Вот свершилось.
И он ошеломлен. Он рассержен. Он раздавлен даже.
Я все еще легко "читаю" это все по морщинке между бровей, по играющим на скулах желвакам, по ледяному взгляду, по сжатым в тонкую линию губам...
Но в моем сердце отчего-то нет радости, нет триумфа!
Мне больно. Мне страшно. Но боли гораздо, гораздо больше, чем страха!
И я, естественно, вру:
-Эмиль - не твой сын!
-А чей? - Изменщик "стреляет" в меня обжигающим взглядом, но голос его звучит спокойно. Обманчиво спокойно.
-Это только моё дело. Моё и отца Эмиля!
В глаза ему не смотрю. Потому что боюсь, что он поймёт, сумеет определить, что вру!
Леон ему рассказал? Или нет... Ведь получается, что Гордей был шокирован, когда увидел Эми. Значит, скорее всего, Леон просто обманом заманил меня на встречу с Гордеем! Но про сына не сказал.
Хотя какой теперь смысл выяснять, кто виноват, если это уже случилось, если Трофимов узнал правду?
Рассматривает Эмиля. Придирчиво. Внимательно. Словно ищет общие с собой черты.
-Значит, смотри. Мы сделаем тест на отцовство.
-Нет! - кричу испуганно.
-Мама! - пугается и Эмиль.
-Не надо орать при ребёнке! - холодно цедит Изменщик, не глядя на меня. - Завтра вечером я подъеду к твоему дому. Ты выйдешь. Сядешь в машину. И мы поговорим.
-Нам не о чем...
-Нам есть о чем!
Молчим. Он рассматривает сына.
Горло сжимается спазмом. Только не плакать! Только бы не заплакать!
Но они так похожи! Волосы, черты лица, цвет глаз... Тут хоть ври, хоть нет - всё понятно! И тест не нужен.

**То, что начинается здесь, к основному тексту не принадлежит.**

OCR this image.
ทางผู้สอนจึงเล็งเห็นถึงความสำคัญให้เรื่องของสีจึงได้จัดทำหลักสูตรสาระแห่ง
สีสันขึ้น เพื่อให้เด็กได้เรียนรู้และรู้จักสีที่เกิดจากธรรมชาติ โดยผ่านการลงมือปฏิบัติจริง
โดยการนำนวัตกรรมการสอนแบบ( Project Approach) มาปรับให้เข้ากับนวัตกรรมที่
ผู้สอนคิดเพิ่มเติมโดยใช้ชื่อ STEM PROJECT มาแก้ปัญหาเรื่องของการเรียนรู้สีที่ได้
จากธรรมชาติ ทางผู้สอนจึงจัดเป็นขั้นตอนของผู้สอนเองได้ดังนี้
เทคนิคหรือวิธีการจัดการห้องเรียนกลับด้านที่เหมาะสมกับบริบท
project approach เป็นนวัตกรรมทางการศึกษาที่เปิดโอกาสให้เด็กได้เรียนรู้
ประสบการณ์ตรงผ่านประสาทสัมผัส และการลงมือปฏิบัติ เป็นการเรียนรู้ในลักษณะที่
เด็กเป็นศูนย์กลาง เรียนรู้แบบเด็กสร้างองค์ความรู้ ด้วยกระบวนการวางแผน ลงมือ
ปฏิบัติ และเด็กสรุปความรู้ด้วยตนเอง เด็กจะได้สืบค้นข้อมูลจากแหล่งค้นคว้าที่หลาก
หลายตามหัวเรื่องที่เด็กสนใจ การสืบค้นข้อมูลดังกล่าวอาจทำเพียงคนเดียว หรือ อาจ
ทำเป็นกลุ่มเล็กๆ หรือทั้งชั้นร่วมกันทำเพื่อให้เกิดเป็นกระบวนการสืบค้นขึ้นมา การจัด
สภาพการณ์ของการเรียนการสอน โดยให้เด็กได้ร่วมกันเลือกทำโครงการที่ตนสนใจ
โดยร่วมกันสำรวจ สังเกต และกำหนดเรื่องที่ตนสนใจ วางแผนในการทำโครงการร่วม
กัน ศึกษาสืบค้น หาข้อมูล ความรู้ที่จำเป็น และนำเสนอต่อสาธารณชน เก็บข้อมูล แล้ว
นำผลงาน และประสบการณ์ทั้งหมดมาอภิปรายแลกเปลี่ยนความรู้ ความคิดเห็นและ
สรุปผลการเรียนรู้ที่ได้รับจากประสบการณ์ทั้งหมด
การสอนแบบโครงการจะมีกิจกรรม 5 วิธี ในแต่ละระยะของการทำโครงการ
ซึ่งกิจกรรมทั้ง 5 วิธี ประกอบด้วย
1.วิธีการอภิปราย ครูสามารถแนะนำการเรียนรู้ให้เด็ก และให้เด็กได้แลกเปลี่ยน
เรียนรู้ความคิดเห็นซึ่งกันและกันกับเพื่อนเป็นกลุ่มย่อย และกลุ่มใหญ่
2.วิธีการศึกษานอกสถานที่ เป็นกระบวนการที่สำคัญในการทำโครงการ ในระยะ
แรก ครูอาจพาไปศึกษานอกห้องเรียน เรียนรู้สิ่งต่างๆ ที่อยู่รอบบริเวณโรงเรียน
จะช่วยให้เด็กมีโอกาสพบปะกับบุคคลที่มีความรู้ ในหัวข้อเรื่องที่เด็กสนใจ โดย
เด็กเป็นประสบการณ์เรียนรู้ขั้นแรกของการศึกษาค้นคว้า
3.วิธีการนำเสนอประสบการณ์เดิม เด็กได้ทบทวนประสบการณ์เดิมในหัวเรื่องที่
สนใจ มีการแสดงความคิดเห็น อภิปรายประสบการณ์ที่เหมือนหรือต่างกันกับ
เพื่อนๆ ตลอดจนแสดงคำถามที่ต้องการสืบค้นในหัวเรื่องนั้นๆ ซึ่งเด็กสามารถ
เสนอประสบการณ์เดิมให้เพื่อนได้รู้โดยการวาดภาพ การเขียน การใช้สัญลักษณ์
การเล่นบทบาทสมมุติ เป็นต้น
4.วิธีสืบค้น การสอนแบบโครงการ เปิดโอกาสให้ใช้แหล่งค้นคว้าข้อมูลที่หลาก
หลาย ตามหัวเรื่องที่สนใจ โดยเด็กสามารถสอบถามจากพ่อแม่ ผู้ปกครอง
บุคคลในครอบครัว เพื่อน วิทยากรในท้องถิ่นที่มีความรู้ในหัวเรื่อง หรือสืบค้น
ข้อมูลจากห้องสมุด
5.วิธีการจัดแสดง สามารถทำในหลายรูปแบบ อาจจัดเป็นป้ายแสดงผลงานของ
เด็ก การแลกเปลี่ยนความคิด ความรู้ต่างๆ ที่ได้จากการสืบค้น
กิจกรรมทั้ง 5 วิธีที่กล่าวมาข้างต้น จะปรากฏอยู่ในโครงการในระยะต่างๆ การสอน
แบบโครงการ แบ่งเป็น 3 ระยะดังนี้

Всё очевидно!
А ведь мы могли бы быть счастливой семьёй. Эмиль мог бы звать папой своего настоящего отца, а не пытаться "пристроить" это слово то к Айнуру, то к Никите, то к другим мужчинам из нашего окружения...
-Я не приду, Гордей, - спокойно говорю ему.
-А ты знаешь, может, и правда, это ни к чему! Ну, о чем нам с тобой после такого разговаривать? После такой подлости твоей!
Задыхаюсь от возмущения! Я виновата? Я? А ты, значит, белый и пушистый?
-Но общаться с ребенком я имею право! Ты до завтра подумай и ответь мне только на один вопрос - позволишь нам с ним общаться без скандала или мне выбивать это разрешение через суд? А я выбью, даже не сомневайся! И ни Айнур, ни хахаль твой... никто тебе не поможет! Выходите из машины! И только попробуй не спуститься ко мне завтра!
Сидим. Снова молча.
У меня в мыслях такой бардак! Такие глупости, несоответствия, такой бред! На меня, как волнами, накатывает невыносимое, невозможное - уткнуться лбом в его плечо, пальцами коснуться скулы... И пусть всё забудется, сотрется из памяти. Господи, а можно мне амнезию на небольшой отрезок времени? Можно?
Я так безумно соскучилась!
Каждая чёрточка его лица - близкая и родная! Разве что морщинки на лбу прорисовываются чётче, скулы стали острее, а на подбородке незнакомая мне из нашей совместной жизни щетина.
Как же я любила целовать эти губы! Как же я любила...
-Вот что ты так на меня смотришь?
И мне кажется, его голос такой холодный, что об него, как об острый кусочек льда, порезаться можно!
-Понять не могу, за что любила тебя когда-то, - в горле болезненный комок, и я с трудом сдерживаюсь, чтобы не всхлипнуть, не заплакать, выдавая свои настоящие чувства! Но ногти больно впиваются в кожу ладоней, отрезвляя, спасая от позора.
-Хм. Любила? Не смеши меня! Такие, как ты, любить не способны!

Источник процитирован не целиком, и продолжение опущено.